In all 14 cases shown in Table 1, myomas associated with venous rupture were the subserosal type and were mostly pedunculated [4, 5, 7-16]. Usually, many superficial vessels are present because the serosal layer is very thin. It is presumed that the superficial vessels of subserosal myomas are predisposed to rupture because they lack the muscular layer that protects the myoma from increased pressure, such as the layer overlying an interstitial myoma. In addition, it seemed that the vessels overlying the myoma readily overstretch.
In all cases shown in Table 1, the transfusion of blood was needed because of hypovolemic shock caused by extensive intra-abdominal bleeding. Mortality from hypovolemic shock has been reported [7]. Also in all cases, imaging tests including ultrasound and CT were performed and hemoperitoneum was diagnosed. However, it is difficult to detect the site of bleeding by imaging alone. In the present case, contrast-enhanced CT showed a high-density area around the uterine myomas and the present authors supposed that the bleeding was not from the liver or spleen. In previous reports, cases were often misdiagnosed as ectopic pregnancy or ovarian tumor [6, 8]. In the present case, ectopic pregnancy was excluded by a pregnancy test, but the authors could not rule out the possibility of injury to the mesentery before surgery, because this rare complication was not considered.
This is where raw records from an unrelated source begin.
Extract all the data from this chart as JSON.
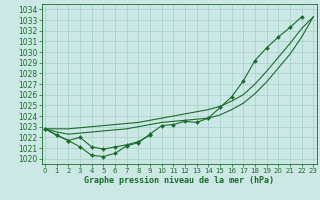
{
  "xlabel": "Graphe pression niveau de la mer (hPa)",
  "background_color": "#cce8e4",
  "grid_color": "#aad4ce",
  "line_color": "#1a6b2a",
  "ylim": [
    1019.5,
    1034.5
  ],
  "xlim": [
    -0.3,
    23.3
  ],
  "yticks": [
    1020,
    1021,
    1022,
    1023,
    1024,
    1025,
    1026,
    1027,
    1028,
    1029,
    1030,
    1031,
    1032,
    1033,
    1034
  ],
  "xticks": [
    0,
    1,
    2,
    3,
    4,
    5,
    6,
    7,
    8,
    9,
    10,
    11,
    12,
    13,
    14,
    15,
    16,
    17,
    18,
    19,
    20,
    21,
    22,
    23
  ],
  "y_marked": [
    1022.8,
    1022.2,
    1021.7,
    1021.1,
    1020.3,
    1020.2,
    1020.5,
    1021.2,
    1021.5,
    1022.3,
    1023.1,
    1023.2,
    1023.5,
    1023.4,
    1023.8,
    1024.8,
    1025.8,
    1027.3,
    1029.2,
    1030.4,
    1031.4,
    1032.3,
    1033.3,
    null
  ],
  "y_dip": [
    1022.8,
    1022.2,
    1021.7,
    1022.0,
    1021.1,
    1020.9,
    1021.1,
    1021.3,
    1021.6,
    1022.2,
    null,
    null,
    null,
    null,
    null,
    null,
    null,
    null,
    null,
    null,
    null,
    null,
    null,
    null
  ],
  "y_upper_smooth": [
    1022.8,
    1022.8,
    1022.8,
    1022.9,
    1023.0,
    1023.1,
    1023.2,
    1023.3,
    1023.4,
    1023.6,
    1023.8,
    1024.0,
    1024.2,
    1024.4,
    1024.6,
    1024.9,
    1025.4,
    1026.0,
    1027.0,
    1028.2,
    1029.5,
    1030.8,
    1032.2,
    1033.3
  ],
  "y_mid_smooth": [
    1022.8,
    1022.5,
    1022.3,
    1022.4,
    1022.5,
    1022.6,
    1022.7,
    1022.8,
    1023.0,
    1023.2,
    1023.4,
    1023.5,
    1023.6,
    1023.7,
    1023.8,
    1024.1,
    1024.6,
    1025.2,
    1026.1,
    1027.2,
    1028.5,
    1029.8,
    1031.4,
    1033.3
  ]
}
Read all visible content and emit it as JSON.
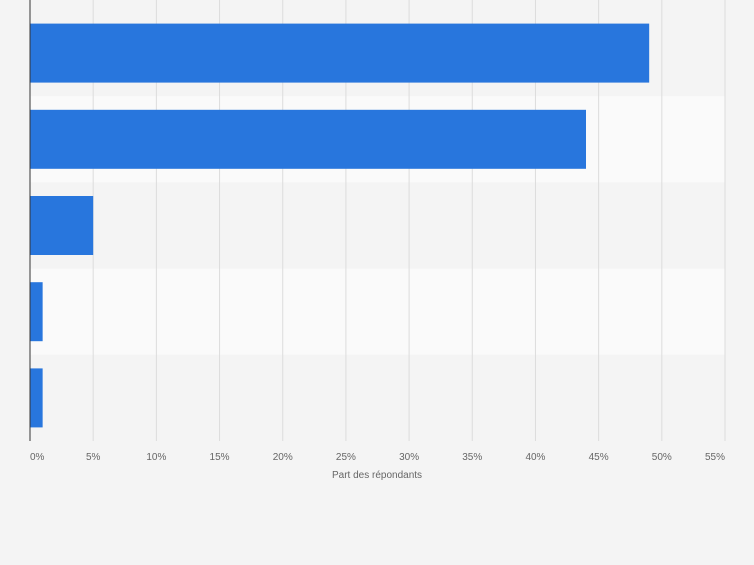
{
  "chart_data": {
    "type": "bar",
    "orientation": "horizontal",
    "categories": [
      "",
      "",
      "",
      "",
      ""
    ],
    "values": [
      49,
      44,
      5,
      1,
      1
    ],
    "xlabel": "Part des répondants",
    "ylabel": "",
    "xlim": [
      0,
      55
    ],
    "x_ticks": [
      0,
      5,
      10,
      15,
      20,
      25,
      30,
      35,
      40,
      45,
      50,
      55
    ],
    "x_tick_labels": [
      "0%",
      "5%",
      "10%",
      "15%",
      "20%",
      "25%",
      "30%",
      "35%",
      "40%",
      "45%",
      "50%",
      "55%"
    ],
    "grid": true,
    "legend": "none",
    "colors": {
      "bar": "#2876dd",
      "background": "#f4f4f4",
      "band_light": "#fafafa",
      "band_dark": "#f4f4f4",
      "gridline": "#dcdcdc",
      "axis": "#333333",
      "tick_text": "#666666"
    }
  }
}
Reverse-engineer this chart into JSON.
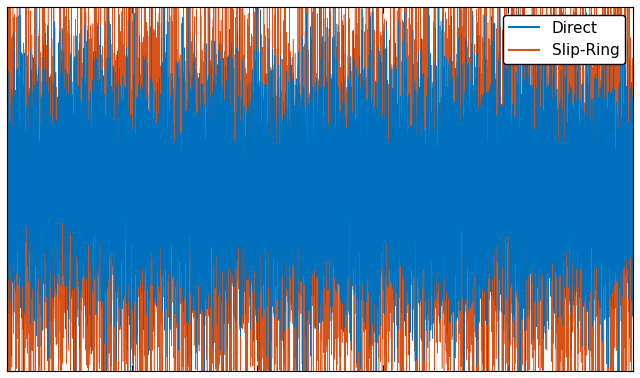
{
  "title": "",
  "direct_color": "#0072BD",
  "slipring_color": "#D95319",
  "legend_labels": [
    "Direct",
    "Slip-Ring"
  ],
  "n_points": 10000,
  "seed_direct": 42,
  "seed_slipring": 7,
  "direct_amplitude": 0.35,
  "slipring_amplitude": 0.55,
  "xlabel": "",
  "ylabel": "",
  "background_color": "#FFFFFF",
  "figure_background": "#FFFFFF",
  "linewidth": 0.4,
  "ylim": [
    -1.0,
    1.0
  ],
  "xlim": [
    0,
    10000
  ],
  "grid_color": "#CCCCCC",
  "legend_fontsize": 11,
  "legend_loc": "upper right"
}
In conclusion, hemoperitoneum due to venous rupture overlying a uterine myoma is extremely rare. However, it is a life-threatening condition and therefore needs prompt surgical intervention. Thus, it is important to keep in mind the possibility of venous rupture overlying a uterine myoma when a female patient presents with acute abdomen and hemoperitoneum.